A recurring phrase in the writings of Pope Francis is, ‘Time is greater than space’. He is emphasising a process of building relationships with pastoral sensitivity as well as prophetic voice, in contrast with a focus on gaining power over others. To speak up about human ecology in an atomised society, there is room for all religious groups and associated charities to put more emphasis on home and public spaces as ‘time-rich’. 

  • First and foremost, homes and communities are spaces of human formation and forgiveness (vulnerability). These involve a shared, deliberate intention of working together through joys and sorrows, and are not exclusively about a start and end point of ‘how I feel’ or whether I feel in control or ‘devalued’.
  • Places of birthing and re-birthing.
  • Geared to extended family life from conception to grave – challenging assumptions about care in different life stages and conditions.
  • Revealing Christ in the other – at the door, at table, in a party, in agony, asleep(3).
  • Walkable (including for people who would find walking difficult).
  • The shared, creative means of realising beauty in our built environment (e.g. appealing to all our senses and offering daily education), making welcome and blessing.
  • Establishing and incorporating locally owned enterprise.
  • Respecting the day’s and season’s natural rhythms – restoring night-time as a time of rest and quiet, not machines and noise.
  • Designed to centre on communal, wholesome celebration of times of festival and fasting.
  • Places of song. The English were historically known as late as the 17th Century for their good singing – as well as singing in churches and religious houses, there were songs for trades and communal singing at home.
  • Where new or renewed, drawing on local materials and ‘open'(4) design processes.

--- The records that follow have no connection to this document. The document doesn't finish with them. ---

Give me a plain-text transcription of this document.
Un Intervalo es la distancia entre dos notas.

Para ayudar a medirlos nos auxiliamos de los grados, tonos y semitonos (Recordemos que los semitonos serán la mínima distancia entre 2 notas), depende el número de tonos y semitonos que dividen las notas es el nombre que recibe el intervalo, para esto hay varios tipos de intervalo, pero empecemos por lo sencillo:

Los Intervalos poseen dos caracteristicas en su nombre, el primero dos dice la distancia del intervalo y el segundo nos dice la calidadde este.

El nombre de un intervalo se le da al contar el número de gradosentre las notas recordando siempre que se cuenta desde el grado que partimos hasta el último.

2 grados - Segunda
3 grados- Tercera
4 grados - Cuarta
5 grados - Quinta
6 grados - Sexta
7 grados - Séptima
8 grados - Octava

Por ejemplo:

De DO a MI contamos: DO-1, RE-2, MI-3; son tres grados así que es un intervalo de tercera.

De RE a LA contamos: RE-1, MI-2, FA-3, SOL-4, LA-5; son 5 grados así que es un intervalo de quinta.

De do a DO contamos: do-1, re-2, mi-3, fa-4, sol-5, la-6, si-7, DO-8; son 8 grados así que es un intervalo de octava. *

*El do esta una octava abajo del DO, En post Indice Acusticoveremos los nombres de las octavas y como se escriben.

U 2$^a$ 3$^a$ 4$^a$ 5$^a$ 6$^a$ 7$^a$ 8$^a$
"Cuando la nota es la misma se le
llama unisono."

Continue to Part 5: Reconnecting participation in our common home

Picture: Vicars Close, Wells


Notes

  1. cf. Octogesima adveniens, 11: There is an urgent need to remake at the level of the street, of the neighborhood or of the great agglomerative dwellings the social fabric whereby man may be able to develop the needs of his personality. Centres of special interest and of culture must be created or developed at the community and parish levels with different forms of associations, recreational centres, and spiritual and community gatherings where the individual can escape from isolation and form anew fraternal relationships. 
  2. The principal space of assembly in a settlement – such as a village green, square, or hall.
  3. cf Joshua Jipp, Divine Visitations and Hospitality to Strangers in Luke-Acts: An interpretation of the Malta episode in Acts 28:1-10, Brill, 2010. 
  4. cf WikiHouse – ‘Design for cheap, abundant, standardised, sustainable, and, ideally, circular materials.’